« L’islam appartient à l’Allemagne ». À l’heure où la France patine devant la multiplication des restaurants halal, voilà ce qu’affirmait dimanche dernier le Président fédéral allemand dans un discours commémoratif des plus patriotiques. En France, la polémique signifie-t-elle que nous serions une fois de plus en retard par rapport à nos voisins d’outre Rhin ?
Un code sacrificiel
La nécessité pour un Musulman de recourir à la dhabiha, c’est-à-dire à l’abattage rituealisé des animaux avant de consommer leur viande répond à deux choses. Tout d’abord l’obligation d’égorger permet de s’assurer que la viande qui sera consommée est une viande fraîche et non celle d’un animal mort. Elle est donc sanitaire et tout aussi sanitaire que l’interdiction de consommer du porc dont on peinait à conserver la viande dans de bonnes conditions dans l’Arabie du VIIe siècle. La seconde raison est que cette consommation est un acte de grâce. Le sacrifice est ici une forme de communion avec Dieu et permet donc au croyant de consommer sans gourmandise. Cependant, le terme « halal » signifiant : « ce qui est autorisé », on ne peut s’empêcher de souligner ici son utilisation restrictive actuelle.
En effet, le Coran permet à un musulman de consommer la viande préparée par les juifs et des chrétiens et ce qu’elle se révèle être casher ou non. La réalité de l’Islam est très différente d’un pays musulman à l’autre, et dans la communauté malaise du Cap tout comme sur certains marchés de Damas, le porc est considéré comme « halal »… Or, cette autorisation ne fait pas l’affaire d’un repli communautaire dont profite aujourd’hui l’économie des vaniteuses petites différences.
Un marché nouveau
La demande en viande « permise » par certaines communautés musulmanes a permis l’essor d’un marché évident avec ces lieux de rencontre, ses filières d’approvisionnement, sa publicité, et bien entendu, ses contrefaçons. L’express soulignait il y a peu la transformation de Barbès et la conquête vicinale des boucheries halals sur le pavé parisien. Par ailleurs, au-delà de ce marché traditionnel qui s’appuie du reste sur la filière religieuse qui pendant longtemps n’était sollicitée qu’au moment de l’Aïd el-kebir, les grandes entreprises agro-alimentaires se sont jetés sur ce nouveau marché.
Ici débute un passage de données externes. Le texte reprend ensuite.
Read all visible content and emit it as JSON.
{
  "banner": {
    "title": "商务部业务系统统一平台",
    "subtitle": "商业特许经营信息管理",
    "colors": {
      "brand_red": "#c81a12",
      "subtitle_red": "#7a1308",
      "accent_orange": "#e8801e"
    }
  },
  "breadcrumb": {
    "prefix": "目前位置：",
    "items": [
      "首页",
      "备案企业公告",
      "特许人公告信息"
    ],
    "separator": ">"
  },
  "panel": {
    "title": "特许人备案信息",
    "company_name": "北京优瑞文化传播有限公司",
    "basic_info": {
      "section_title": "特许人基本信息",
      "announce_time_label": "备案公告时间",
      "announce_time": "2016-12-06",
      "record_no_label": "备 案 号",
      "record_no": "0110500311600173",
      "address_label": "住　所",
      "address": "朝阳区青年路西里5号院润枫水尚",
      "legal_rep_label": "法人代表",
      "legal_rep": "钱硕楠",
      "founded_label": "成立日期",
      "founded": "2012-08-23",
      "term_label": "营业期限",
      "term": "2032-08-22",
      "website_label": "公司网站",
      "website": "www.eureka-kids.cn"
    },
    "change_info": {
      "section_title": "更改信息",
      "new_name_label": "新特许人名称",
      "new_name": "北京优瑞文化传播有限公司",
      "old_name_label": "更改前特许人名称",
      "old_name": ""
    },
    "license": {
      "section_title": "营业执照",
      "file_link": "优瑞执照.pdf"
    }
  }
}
L’une des premières a être concernée est de fait la filière bovine et ces entreprises qui comme Charal, de mèche avec les distributeurs, il y a plus de 5 ans déjà lançait ses premières entrecotes « halal ». Ce réflexe depuis généralisé et ciblé selon les enseignes à certains établissements. Pur libéralisme donc. Or, cet été Quick est passé à la vitesse supérieure en transformant plusieurs de ses restaurants entiers en lieux de consommation de viande halal. Fait nouveau ? Pas vraiment… Tout les noctanbuls consommateurs de kebab savourent depuis belle lurette de la viande halal dans des restaurants ne la servant qu’exclusivement et ce quelque soit leur confession et en plein centre de Paris. Personne ne s’en est jamais formalisé. La viande halal n’a en effet jamais été interdite aux non musulmans et l’encouragement du repli communautaire dans un but purement mercantile serait un fau problème.
Un repli communautaire
Et pourtant, ce repli est bien réel. Cependant, il ne réside pas tant dans la volonté de manger plus de viande halal que de n’en consommer qu’exclusivement. Cette nouvelle mode est outre une mésinterprétation plus ou moins innocente du Coran et son exigence un abus du texte saint, elle est le pendant d’une stigmatisation caricaturale de l’Islam. Diabolisés en raison des spécificités de leurs pratiques, certains musulmans réutilisent ces spécificités en les exagérant pour en faire des étendards communautaires. La mode du halal ne serait de tout cela qu’une conséquence collatérale sans importance, stupide à stigmatiser, qui détournerait des vrais enjeux de société.
La déclaration de Christian Wulff ne lui a coûté qu’une bouchée de pain et à bien des égards elle n’apparaît que comme une simple déclaration de principe qui ne dit pas tant la banalité de la présence de l’Islam en Allemagne que les difficulté qu’elle rencontre. Néanmoins, il serait peut-être temps pour nous aussi de dire simplement que l’Islam appartient à la France et à sa gastronomie.